Then you start thinking about what you could buy with that much money. Thirty air-conditioned, four-door Toyota Echoes, maybe, one for every day of the month. Even if you paid list price for the Echoes, which is $11,965, you'd still have about $6,700 left over for gasoline. Or a chauffeur.

Unfortunately, though, the Echo not only doesn't have Wilton wool carpets, the carpet is, my research suggests, not even wool at all. Sniff!

The base price of the Azure, which is a convertible, is $349,990. Options included a pair of Bentley umbrellas ($222), a walnut gear shift lever ($607) and drilled alloy accelerator and brake pedals ($519). The reason for alloy pedals is to save weight - usually about two pounds - but since the Azure tips the scales at 5,754 pounds, or about 500 pounds more than a Chevrolet Suburban, what's the point?

Fortunately, there's a big 6.8-liter, turbocharged V-8 engine that pumps out 400 horsepower. It's thirsty, getting about 13 mpg overall. It's why part of that total list price is $4,500 for a federal "gas guzzler" tax.

For such a massive car, the Azure handles nicely, but when you ask it to corner sharply, there is no way to mask the fact that you are requesting, however politely, that nearly three tons immediately change direction. If you want sportiness, the Bentley Arnage is your car, and it's a bargain at just $235,000 or so, which is fewer than 20 Toyota Echoes.

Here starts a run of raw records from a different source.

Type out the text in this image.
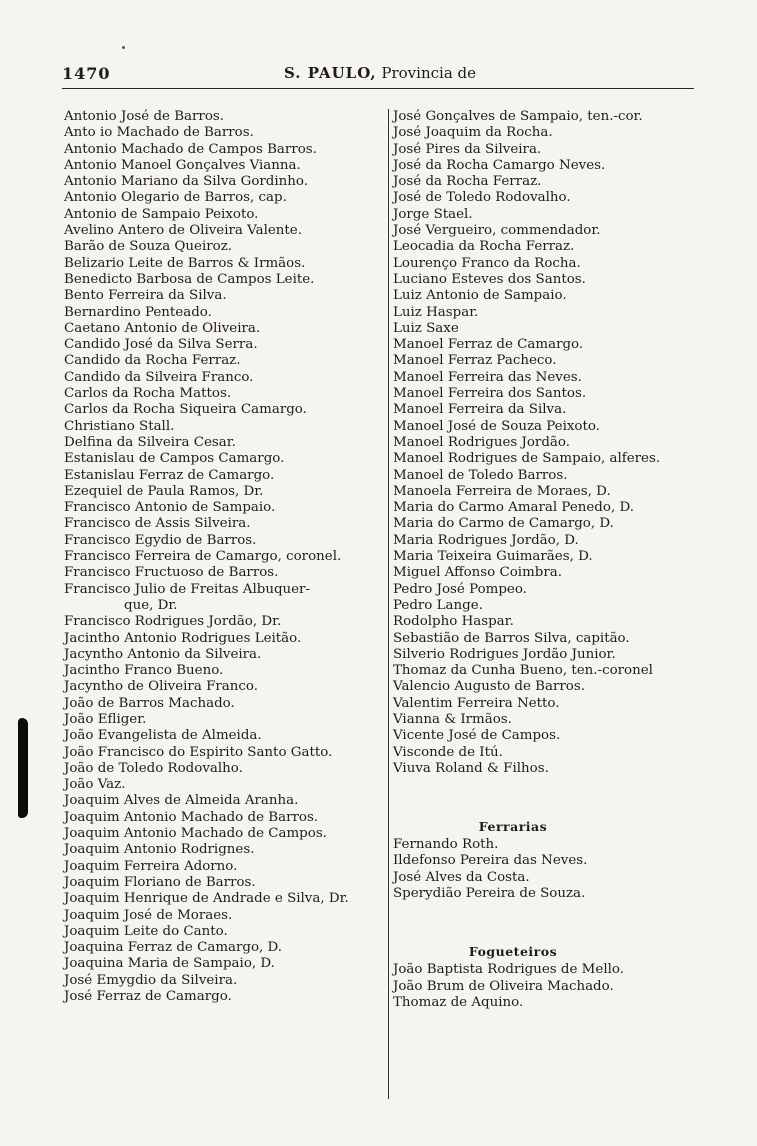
1470	S. PAULO, Provincia de
Antonio José de Barros.
Anto io Machado de Barros.
Antonio Machado de Campos Barros.
Antonio Manoel Gonçalves Vianna.
Antonio Mariano da Silva Gordinho.
Antonio Olegario de Barros, cap.
Antonio de Sampaio Peixoto.
Avelino Antero de Oliveira Valente.
Barão de Souza Queiroz.
Belizario Leite de Barros & Irmãos.
Benedicto Barbosa de Campos Leite.
Bento Ferreira da Silva.
Bernardino Penteado.
Caetano Antonio de Oliveira.
Candido José da Silva Serra.
Candido da Rocha Ferraz.
Candido da Silveira Franco.
Carlos da Rocha Mattos.
Carlos da Rocha Siqueira Camargo.
Christiano Stall.
Delfina da Silveira Cesar.
Estanislau de Campos Camargo.
Estanislau Ferraz de Camargo.
Ezequiel de Paula Ramos, Dr.
Francisco Antonio de Sampaio.
Francisco de Assis Silveira.
Francisco Egydio de Barros.
Francisco Ferreira de Camargo, coronel.
Francisco Fructuoso de Barros.
Francisco Julio de Freitas Albuquer-
que, Dr.
Francisco Rodrigues Jordão, Dr.
Jacintho Antonio Rodrigues Leitão.
Jacyntho Antonio da Silveira.
Jacintho Franco Bueno.
Jacyntho de Oliveira Franco.
João de Barros Machado.
João Efliger.
João Evangelista de Almeida.
João Francisco do Espirito Santo Gatto.
João de Toledo Rodovalho.
João Vaz.
Joaquim Alves de Almeida Aranha.
Joaquim Antonio Machado de Barros.
Joaquim Antonio Machado de Campos.
Joaquim Antonio Rodrignes.
Joaquim Ferreira Adorno.
Joaquim Floriano de Barros.
Joaquim Henrique de Andrade e Silva, Dr.
Joaquim José de Moraes.
Joaquim Leite do Canto.
Joaquina Ferraz de Camargo, D.
Joaquina Maria de Sampaio, D.
José Emygdio da Silveira.
José Ferraz de Camargo.
José Gonçalves de Sampaio, ten.-cor.
José Joaquim da Rocha.
José Pires da Silveira.
José da Rocha Camargo Neves.
José da Rocha Ferraz.
José de Toledo Rodovalho.
Jorge Stael.
José Vergueiro, commendador.
Leocadia da Rocha Ferraz.
Lourenço Franco da Rocha.
Luciano Esteves dos Santos.
Luiz Antonio de Sampaio.
Luiz Haspar.
Luiz Saxe
Manoel Ferraz de Camargo.
Manoel Ferraz Pacheco.
Manoel Ferreira das Neves.
Manoel Ferreira dos Santos.
Manoel Ferreira da Silva.
Manoel José de Souza Peixoto.
Manoel Rodrigues Jordão.
Manoel Rodrigues de Sampaio, alferes.
Manoel de Toledo Barros.
Manoela Ferreira de Moraes, D.
Maria do Carmo Amaral Penedo, D.
Maria do Carmo de Camargo, D.
Maria Rodrigues Jordão, D.
Maria Teixeira Guimarães, D.
Miguel Affonso Coimbra.
Pedro José Pompeo.
Pedro Lange.
Rodolpho Haspar.
Sebastião de Barros Silva, capitão.
Silverio Rodrigues Jordão Junior.
Thomaz da Cunha Bueno, ten.-coronel
Valencio Augusto de Barros.
Valentim Ferreira Netto.
Vianna & Irmãos.
Vicente José de Campos.
Visconde de Itú.
Viuva Roland & Filhos.
Ferrarias
Fernando Roth.
Ildefonso Pereira das Neves.
José Alves da Costa.
Sperydião Pereira de Souza.
Fogueteiros
João Baptista Rodrigues de Mello.
João Brum de Oliveira Machado.
Thomaz de Aquino.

Bentley, which is owned by Volkswagen, is currently being split from its sibling, Rolls-Royce, as BMW takes over Rolls. VW is committing a lot of resources to updating Bentley and its image as it moves out of Rolls-Royce's shadow. Likely there will always be a Bentley, but someday they may no longer be built, by hand, at the ancient plant in Crewe, England, by people who really care.

That's what you are buying with a Bentley Azure - craftsmanship, and pride and spare-no-expense quality.

And I appreciate that. I also appreciate the huge trunk; we stopped by one of the K-mart stores that is going out of business, and I bought a new air compressor for $88, and It fit right in the back. A man in a pickup truck just stared.

"Hey," I said. "How do you think I can afford this Bentley? Smart shopping!"

He smiled. Or it might have been a sneer.